Bagaimana dengan gangguan mental, apakah bisa mempengaruhi keadaan fisik? Kasus ini adalah kasus terbanyak yang dialami oleh orang sakit. Banyak orang yang mengeluh pusing, migraine, sakit kepala, bahkan lumpuh secara fisik tidak ada diagnosa penyakit yang dideritanya. Dalam dunia medis ini disebut gangguan somatoform. Somatoform adalah gangguan mental yang mempengaruhi fisik, tetapi pada dasarnya, fisiknya tidak mengalami gangguan apa-apa. Kepercayaan orang yang mengalami gangguan somatoform ini, menganggap bahwa dirinya mengidap sebuah penyakit yang kronis. Tentu saja untuk mengobatinya, bukan dengan mengobati fisiknya. Tetapi mengobati psikisnya yang merupakan gangguan terhadap fisik.

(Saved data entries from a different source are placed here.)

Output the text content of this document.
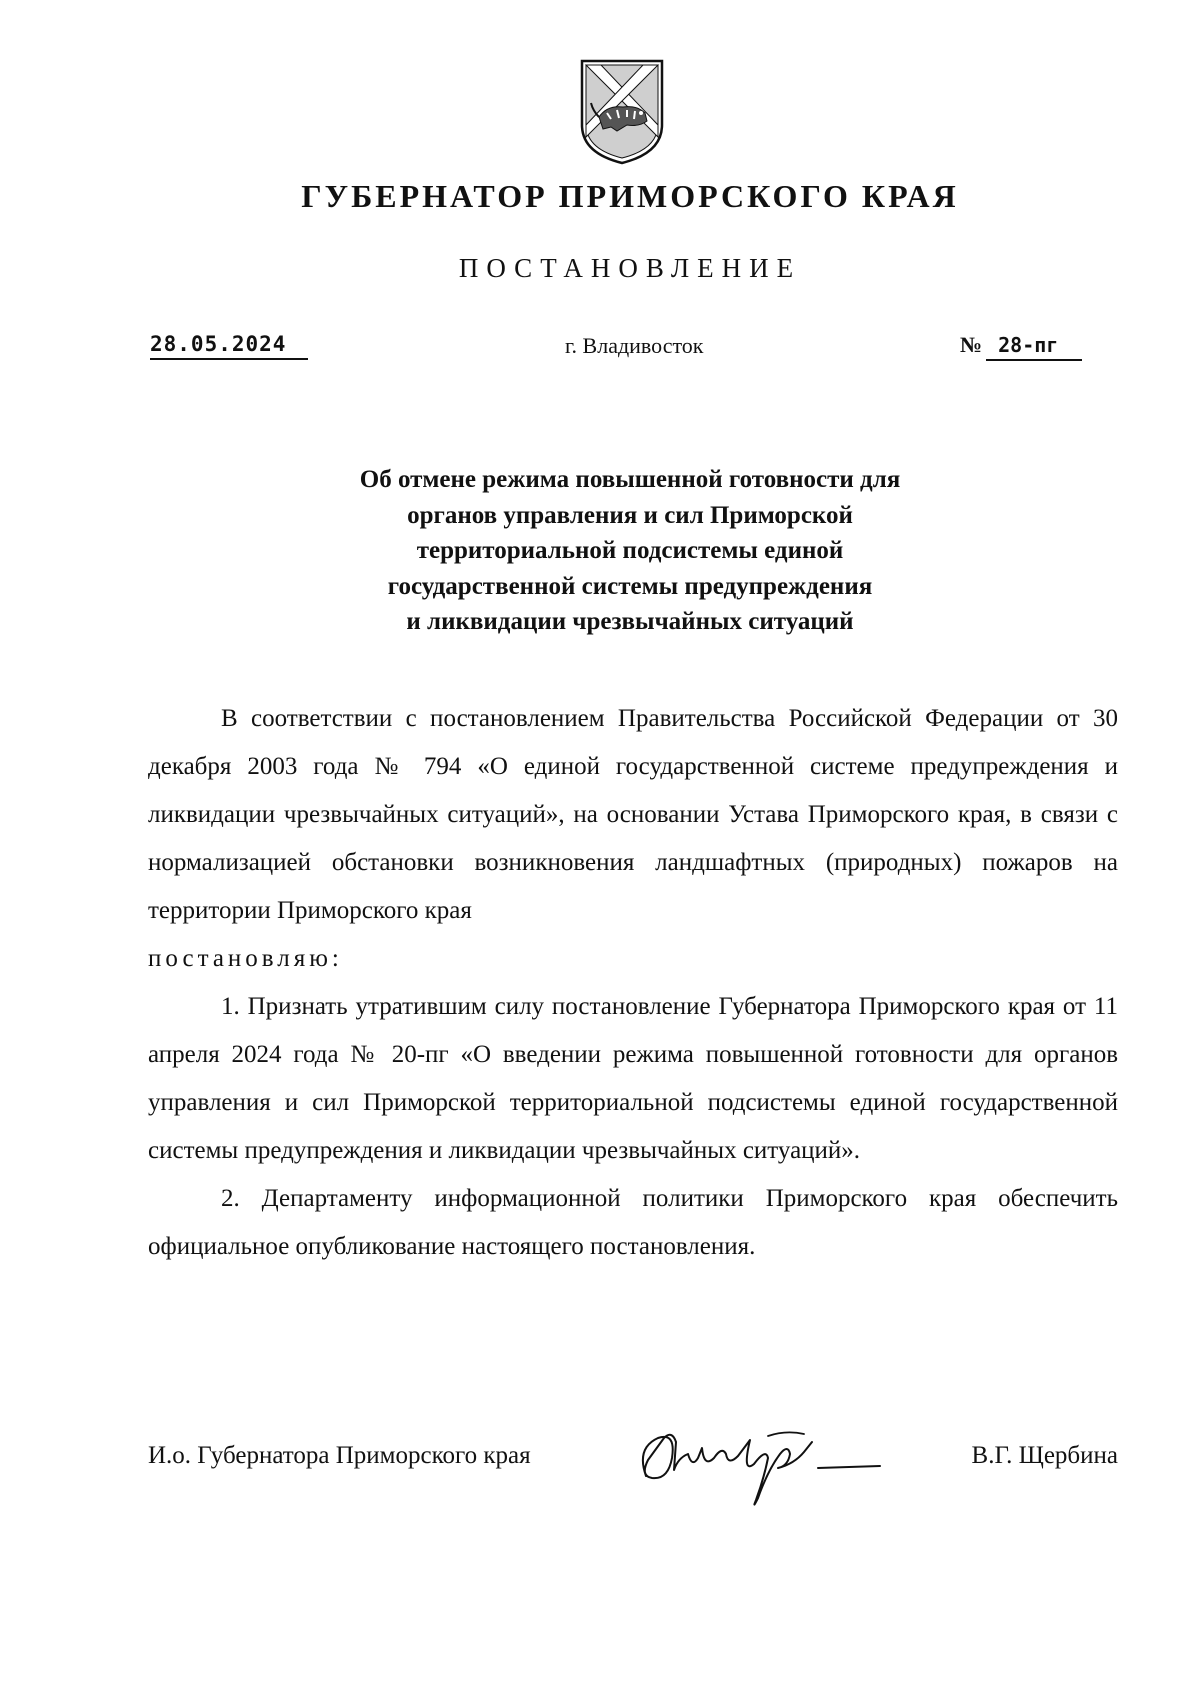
ГУБЕРНАТОР ПРИМОРСКОГО КРАЯ
ПОСТАНОВЛЕНИЕ
28.05.2024	г. Владивосток	№ 28-пг
Об отмене режима повышенной готовности для
органов управления и сил Приморской
территориальной подсистемы единой
государственной системы предупреждения
и ликвидации чрезвычайных ситуаций

В соответствии с постановлением Правительства Российской Федерации от 30 декабря 2003 года № 794 «О единой государственной системе предупреждения и ликвидации чрезвычайных ситуаций», на основании Устава Приморского края, в связи с нормализацией обстановки возникновения ландшафтных (природных) пожаров на территории Приморского края

постановляю:

1. Признать утратившим силу постановление Губернатора Приморского края от 11 апреля 2024 года № 20-пг «О введении режима повышенной готовности для органов управления и сил Приморской территориальной подсистемы единой государственной системы предупреждения и ликвидации чрезвычайных ситуаций».

2. Департаменту информационной политики Приморского края обеспечить официальное опубликование настоящего постановления.

И.о. Губернатора Приморского края	В.Г. Щербина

Ini menunjukkan bahwa kedua gangguan diatas, mental dan psikis sama-sama mempunyai pengaruh yang sangat besar. Jika salah satunya sakit, membuat yang lain mengalami disfungsi.
Sebuah gangguan mental mengacu pada salah satu dari banyak kondisi kesehatan mental yang berbeda. Kondisi ini ditandai oleh gangguan fungsi, kesedihan dan perilaku atipikal. Gangguan faktor psikologis kesehatan mental memainkan peranan penting. Faktor psikososial mencakup perkembangan psikologis maupun perilaku dan perkembangan sosial seseorang. Jadi sebenarnya, orang yang bersyukur dan selalu berusaha untuk merasa bahagia, adalah orang-orang yang lebih sehat secara fisik maupun mental.